As New Year's Day celebrations took place across the world, the US military sustained its first death of the year during a firefight in Nangarhar's Achin district — the same district where the GBU-43 "Massive Ordnance Air Blast" or "Mother of All Bombs" was dropped last April. US Army Green Beret Mihail Golin, who joined the military after emigrating from Latvia, was killed during a routine patrol, Stars and Stripes reports, the eighth death of a US troop in Nangarhar over the past 12 months.
At least 31 US troops died in combat last year, according to Defense Department data, across combat theaters in Iraq, Syria, Somalia, Niger, Yemen and Afghanistan. By comparison, 26 military personnel were killed in action in 2016.
The increased in bloodshed may be a sign of things to come in Afghanistan. US President Donald Trump broke with campaign promises in an August speech announcing the US would step up the fight in that country. US force levels have ticked up from around 11,000 troops in Afghanistan to at least 14,000 in 2017, according to Stars and Stripes.
"We can confirm that we are suspending security assistance to Pakistan at this time," US State Department spokeswoman Heather Nauert said last week, adding that Washington considers Pakistan to be "destabilizing the region and also targeting US personnel."
"Today, the biggest threat to the Afghan government is the Taliban. Fifty percent of the Taliban's budget is [from] Pakistan's direct aid," Amrollah Saleh, former National Security Director for Afghanistan, said Sunday at an Iranian Peace Studies Association meeting in Tehran.

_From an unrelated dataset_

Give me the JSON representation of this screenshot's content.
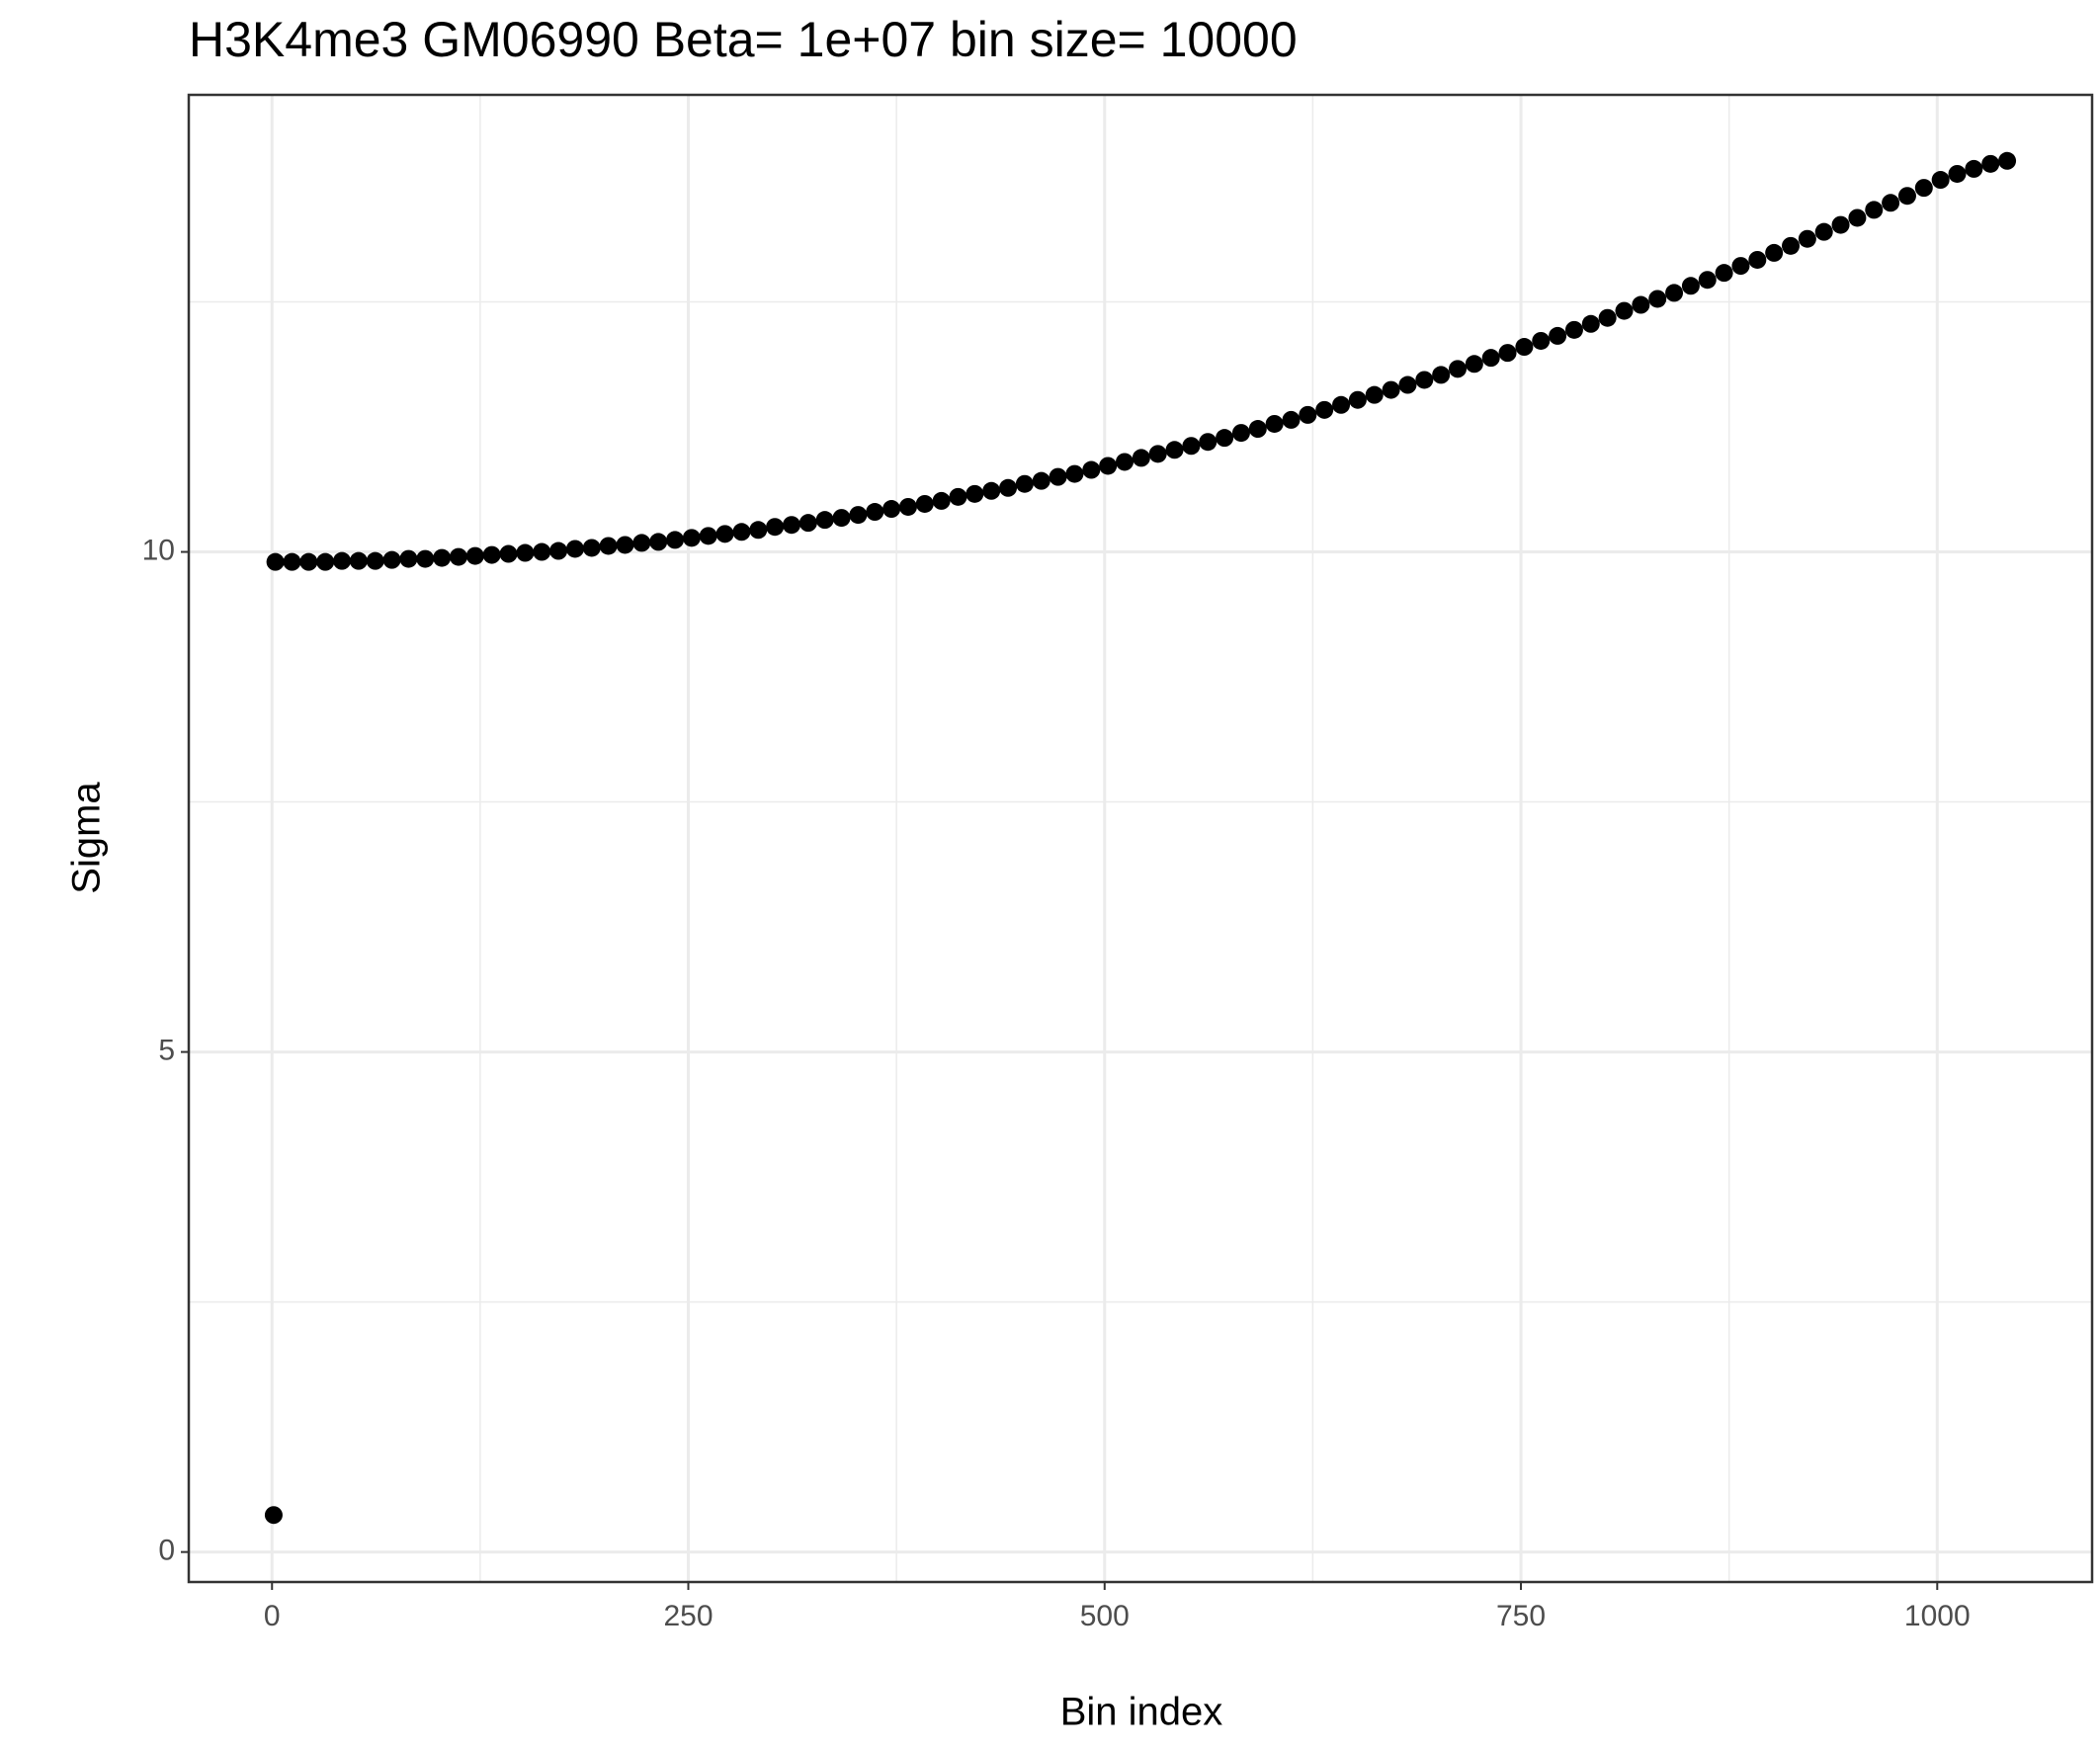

It may not be wholly true that the Taliban specifically presents the greatest threat to US and Afghan government force. A Pashtun insurgency has long been a thorn in the US and NATO's side. According to the Naval Postgraduate School, 90 percent of Nangarhar's population is Pashtun.
As Matthew Hoh wrote in his 2009 resignation letter from the US State Department in protest of the Afghan War, "The Pashtun insurgency, which is composed of multiple, seemingly infinite local groups, is fed by what is perceived by the Pashtun people as a continued and sustained assault, going back centuries, on Pashtun land, culture, traditions and religion by internal and external enemies… I have observed that the bulk of the insurgency fights not for the white banner of the Taliban, but rather against the presence of foreign soldiers and taxes imposed by an unrepresentative government in Kabul."